Sikes once again started from the pole position, courtesy of having earned his series leading sixth Cooper Tires Pole Award of the season, and was never challenged. The race once again was interrupted by a couple of early full-course cautions, but over the final 14 laps of green-flag racing, Sikes extended his advantage on each and every lap. His eventual winning margin was a whopping 10.3110 seconds.

Once the race settled down, Clark, who started second, found himself under constant pressure from Johnson, with Evagoras Papasavvas and Sam Corry also in close attendance.
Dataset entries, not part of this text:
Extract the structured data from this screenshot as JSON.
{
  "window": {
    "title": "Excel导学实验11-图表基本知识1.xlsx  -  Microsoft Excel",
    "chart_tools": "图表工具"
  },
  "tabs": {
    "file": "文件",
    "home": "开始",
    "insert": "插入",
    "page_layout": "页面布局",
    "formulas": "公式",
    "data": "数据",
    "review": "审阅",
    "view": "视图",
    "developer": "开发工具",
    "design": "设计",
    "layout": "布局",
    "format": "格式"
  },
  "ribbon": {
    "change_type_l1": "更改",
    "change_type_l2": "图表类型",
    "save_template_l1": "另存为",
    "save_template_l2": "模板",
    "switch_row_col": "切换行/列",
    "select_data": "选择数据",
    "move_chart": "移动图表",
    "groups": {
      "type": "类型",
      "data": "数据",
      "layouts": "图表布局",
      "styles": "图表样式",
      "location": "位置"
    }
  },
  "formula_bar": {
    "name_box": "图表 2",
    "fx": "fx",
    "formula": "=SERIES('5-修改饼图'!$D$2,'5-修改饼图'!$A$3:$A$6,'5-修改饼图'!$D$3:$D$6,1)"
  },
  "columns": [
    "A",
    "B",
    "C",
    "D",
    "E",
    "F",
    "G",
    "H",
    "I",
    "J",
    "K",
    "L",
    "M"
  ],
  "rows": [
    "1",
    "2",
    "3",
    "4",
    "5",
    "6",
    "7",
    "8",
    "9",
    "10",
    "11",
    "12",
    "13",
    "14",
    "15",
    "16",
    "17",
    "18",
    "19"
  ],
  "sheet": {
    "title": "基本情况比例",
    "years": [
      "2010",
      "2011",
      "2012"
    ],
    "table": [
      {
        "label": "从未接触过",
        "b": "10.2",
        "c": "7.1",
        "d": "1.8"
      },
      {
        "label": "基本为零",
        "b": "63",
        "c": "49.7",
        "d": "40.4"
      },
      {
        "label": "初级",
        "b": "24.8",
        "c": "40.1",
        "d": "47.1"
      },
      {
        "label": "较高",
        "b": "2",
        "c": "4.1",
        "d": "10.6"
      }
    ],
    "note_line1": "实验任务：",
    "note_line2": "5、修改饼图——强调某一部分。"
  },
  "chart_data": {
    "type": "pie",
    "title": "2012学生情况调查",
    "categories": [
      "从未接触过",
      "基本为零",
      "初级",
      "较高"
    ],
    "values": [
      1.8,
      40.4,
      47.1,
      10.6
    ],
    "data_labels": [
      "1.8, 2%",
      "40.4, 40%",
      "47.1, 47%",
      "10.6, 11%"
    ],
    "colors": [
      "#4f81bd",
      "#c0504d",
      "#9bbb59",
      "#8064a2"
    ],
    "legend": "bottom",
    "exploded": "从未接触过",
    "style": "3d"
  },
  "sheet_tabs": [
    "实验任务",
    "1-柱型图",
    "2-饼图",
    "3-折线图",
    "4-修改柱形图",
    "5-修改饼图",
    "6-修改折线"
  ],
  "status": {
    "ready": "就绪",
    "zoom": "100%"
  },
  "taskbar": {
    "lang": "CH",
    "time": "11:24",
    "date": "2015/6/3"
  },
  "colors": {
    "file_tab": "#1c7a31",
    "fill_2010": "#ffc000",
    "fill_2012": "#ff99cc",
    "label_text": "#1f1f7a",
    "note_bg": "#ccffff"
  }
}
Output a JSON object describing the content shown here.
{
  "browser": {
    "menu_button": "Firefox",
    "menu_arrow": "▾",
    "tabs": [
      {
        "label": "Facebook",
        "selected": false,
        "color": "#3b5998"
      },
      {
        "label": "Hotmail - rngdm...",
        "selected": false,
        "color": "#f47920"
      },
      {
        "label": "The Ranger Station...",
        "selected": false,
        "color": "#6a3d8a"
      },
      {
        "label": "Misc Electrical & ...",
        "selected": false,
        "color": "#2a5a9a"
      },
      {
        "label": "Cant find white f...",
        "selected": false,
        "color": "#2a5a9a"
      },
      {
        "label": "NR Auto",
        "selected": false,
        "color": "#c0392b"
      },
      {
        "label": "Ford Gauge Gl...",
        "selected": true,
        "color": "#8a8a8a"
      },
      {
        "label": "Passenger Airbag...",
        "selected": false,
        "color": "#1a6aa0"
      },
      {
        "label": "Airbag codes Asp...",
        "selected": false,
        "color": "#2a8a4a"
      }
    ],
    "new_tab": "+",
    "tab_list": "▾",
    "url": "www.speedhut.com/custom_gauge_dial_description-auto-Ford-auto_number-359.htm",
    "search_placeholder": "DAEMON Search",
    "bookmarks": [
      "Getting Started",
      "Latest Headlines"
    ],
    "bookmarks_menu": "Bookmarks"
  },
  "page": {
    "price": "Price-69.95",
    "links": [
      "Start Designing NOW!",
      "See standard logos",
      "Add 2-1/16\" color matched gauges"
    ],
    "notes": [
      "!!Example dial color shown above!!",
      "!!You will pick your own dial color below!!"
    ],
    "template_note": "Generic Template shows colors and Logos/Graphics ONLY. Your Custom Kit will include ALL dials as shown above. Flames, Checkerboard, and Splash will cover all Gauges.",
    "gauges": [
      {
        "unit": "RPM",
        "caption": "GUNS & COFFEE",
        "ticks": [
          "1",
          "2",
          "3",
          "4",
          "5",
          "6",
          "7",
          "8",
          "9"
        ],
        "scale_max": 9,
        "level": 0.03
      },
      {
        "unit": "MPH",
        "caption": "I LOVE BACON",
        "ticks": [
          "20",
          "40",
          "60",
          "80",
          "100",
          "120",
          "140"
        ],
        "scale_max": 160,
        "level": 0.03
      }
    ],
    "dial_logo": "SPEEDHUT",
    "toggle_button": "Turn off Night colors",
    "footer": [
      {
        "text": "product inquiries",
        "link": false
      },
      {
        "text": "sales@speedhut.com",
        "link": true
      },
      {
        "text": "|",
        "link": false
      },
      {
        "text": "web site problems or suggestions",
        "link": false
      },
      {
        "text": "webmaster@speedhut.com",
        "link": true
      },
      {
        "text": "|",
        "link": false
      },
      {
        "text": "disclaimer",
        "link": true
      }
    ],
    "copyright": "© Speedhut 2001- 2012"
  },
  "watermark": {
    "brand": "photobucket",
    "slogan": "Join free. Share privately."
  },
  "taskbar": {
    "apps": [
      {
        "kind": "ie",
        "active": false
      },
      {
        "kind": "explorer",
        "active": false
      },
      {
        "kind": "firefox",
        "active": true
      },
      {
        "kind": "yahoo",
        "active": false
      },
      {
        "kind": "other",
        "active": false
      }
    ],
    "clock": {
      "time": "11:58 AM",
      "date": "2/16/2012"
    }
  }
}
As the race entered its final phase, Clark, last year’s USF Juniors Presented by Cooper Tires champion, seemed to have weathered the storm. But Johnson, who also graduated this year from USF Juniors, had been biding his time. The young Floridian intensified his charge with a couple of laps remaining, then went for a bold outside pass at the notoriously tricky Keyhole corner. It worked to perfection.

Clark, to his credit, gave Johnson just enough room and the youngster took full advantage, nosing ahead on the exit of the corner and making second place his own. The results meant that Johnson became tied for second in the points table with Australian Lochie Hughes, whose Jay Howard Driver Development team worked wonders to repair his badly damaged Tatuus USF-22 following a major accident earlier in the day, only for it to grind agonizingly to a halt on the pace lap.

Hughes’ teammate Papasavvas capped a breakthrough weekend with a fourth-place finish to add to his Friday win and second-place finish earlier on Saturday. Corry followed closely in fifth, just ahead of Chase Gardner and Max Garcia.